We have increasingly short memories for black swan events, but damage to certain parts of the economy is deep and will take some time to recover and some areas will be forever changed.
Politics will have a huge impact on how economies emerge post-COVID. Stimulus will continue to be thrown at economies (and Biden will not slow that river). Some governments are struggling to fund stimulus and within financial markets treatment of developed nations in deficit is very different to countries such as the US.
The world was not an equal place before and will become even more unbalanced.
Because of the ongoing stimulus, growth will be strongest in equities and there will be an ‘everything rally’ caused by vaccine, which will drive to new records, followed next year by a more diversified performance dependent on rational thinking. Benchmark yields will remain flat to negative. But expect a big divergence of credit spreads across different sectors. Because of the continuing stimulus, housing will be bullish for some time, many buyers interest were suspended during COVID and will start again as the pandemic goes. The initial effect of the vaccine on Gold and safe haven plays will be negative but in the longer term this is bullish for gold as deficits balloon. The USD will be interesting as its tradition safe haven role waned quickly after March. The escape from Trump, stock market and economic rebound will be dollar positive but eventually the budget deficit will impact.
As government support will inevitably be removed, employment will be difficult as certain sectors will further streamline and new economic growth will have cautious hiring. Wage levels will remain soft. Sectors most affected by the pandemic will be re-energized but fairly muted. The hiring recovery from different countries will be very different.
Job vacancies Pandemic effect
Dollar index 1y FT
How fast a country receives the vaccine depends on its wealth and its political and economic value globally. Within each country the distribution will be hugely effected by how ethical it is and how strong politically the leadership is. In less developed nations it may be well into 2022 until the main population receives the vaccine, with the rich and powerful being at the front of the queue. In many countries, sadly, economic inequalities will be reinforced. In Europe, a fairer approach is being applied, with front liners followed by the more at risk at the front of the queue. So, expect developed nations to recover in a more orderly fashion.
Internationally, travel will struggle to resume back to normal due to lesser resources for travel and onerous checks and controls when travelling. As countries clear up at different speeds, travel recovery will be delayed accordingly. Tourism will take a long time to recover and most will focus on domestic destinations.

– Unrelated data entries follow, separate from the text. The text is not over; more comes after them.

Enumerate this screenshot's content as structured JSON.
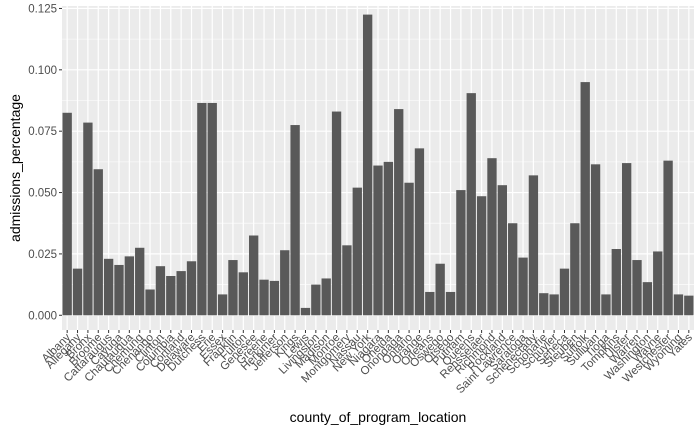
{
  "chart_data": {
    "type": "bar",
    "xlabel": "county_of_program_location",
    "ylabel": "admissions_percentage",
    "ylim": [
      -0.006,
      0.126
    ],
    "yticks": [
      0.0,
      0.025,
      0.05,
      0.075,
      0.1,
      0.125
    ],
    "ytick_labels": [
      "0.000",
      "0.025",
      "0.050",
      "0.075",
      "0.100",
      "0.125"
    ],
    "grid": true,
    "legend": "none",
    "panel_background": "#ebebeb",
    "gridline_color": "#ffffff",
    "bar_color": "#595959",
    "categories": [
      "Albany",
      "Allegany",
      "Bronx",
      "Broome",
      "Cattaraugus",
      "Cayuga",
      "Chautauqua",
      "Chemung",
      "Chenango",
      "Clinton",
      "Columbia",
      "Cortland",
      "Delaware",
      "Dutchess",
      "Erie",
      "Essex",
      "Franklin",
      "Fulton",
      "Genesee",
      "Greene",
      "Herkimer",
      "Jefferson",
      "Kings",
      "Lewis",
      "Livingston",
      "Madison",
      "Monroe",
      "Montgomery",
      "Nassau",
      "New York",
      "Niagara",
      "Oneida",
      "Onondaga",
      "Ontario",
      "Orange",
      "Orleans",
      "Oswego",
      "Otsego",
      "Putnam",
      "Queens",
      "Rensselaer",
      "Richmond",
      "Rockland",
      "Saint Lawrence",
      "Saratoga",
      "Schenectady",
      "Schoharie",
      "Schuyler",
      "Seneca",
      "Steuben",
      "Suffolk",
      "Sullivan",
      "Tioga",
      "Tompkins",
      "Ulster",
      "Warren",
      "Washington",
      "Wayne",
      "Westchester",
      "Wyoming",
      "Yates"
    ],
    "values": [
      0.0825,
      0.019,
      0.0785,
      0.0595,
      0.023,
      0.0205,
      0.024,
      0.0275,
      0.0105,
      0.02,
      0.016,
      0.018,
      0.022,
      0.0865,
      0.0865,
      0.0085,
      0.0225,
      0.0175,
      0.0325,
      0.0145,
      0.014,
      0.0265,
      0.0775,
      0.003,
      0.0125,
      0.015,
      0.083,
      0.0285,
      0.052,
      0.1225,
      0.061,
      0.0625,
      0.084,
      0.054,
      0.068,
      0.0095,
      0.021,
      0.0095,
      0.051,
      0.0905,
      0.0485,
      0.064,
      0.053,
      0.0375,
      0.0235,
      0.057,
      0.009,
      0.0085,
      0.019,
      0.0375,
      0.095,
      0.0615,
      0.0085,
      0.027,
      0.062,
      0.0225,
      0.0135,
      0.026,
      0.063,
      0.0085,
      0.008
    ]
  }
}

The pandemic has negatively affected competition as there have been lesser transportation, lesser choices, and lesser capabilities to shop around. The economy everywhere has become far less efficient.
As the world comes out the other side of the pandemic crisis, it may well be a strange and somewhat chaotic recovery. Some countries will benefit quickly from the pandemic effect. Ireland is expected to return to ‘norm’ by end of 2022, -2.4% GDP this year ag -7.4% EU, Europe due to big Pharm and International Tech investing there. But the real downturn ex- international investment is more than double that.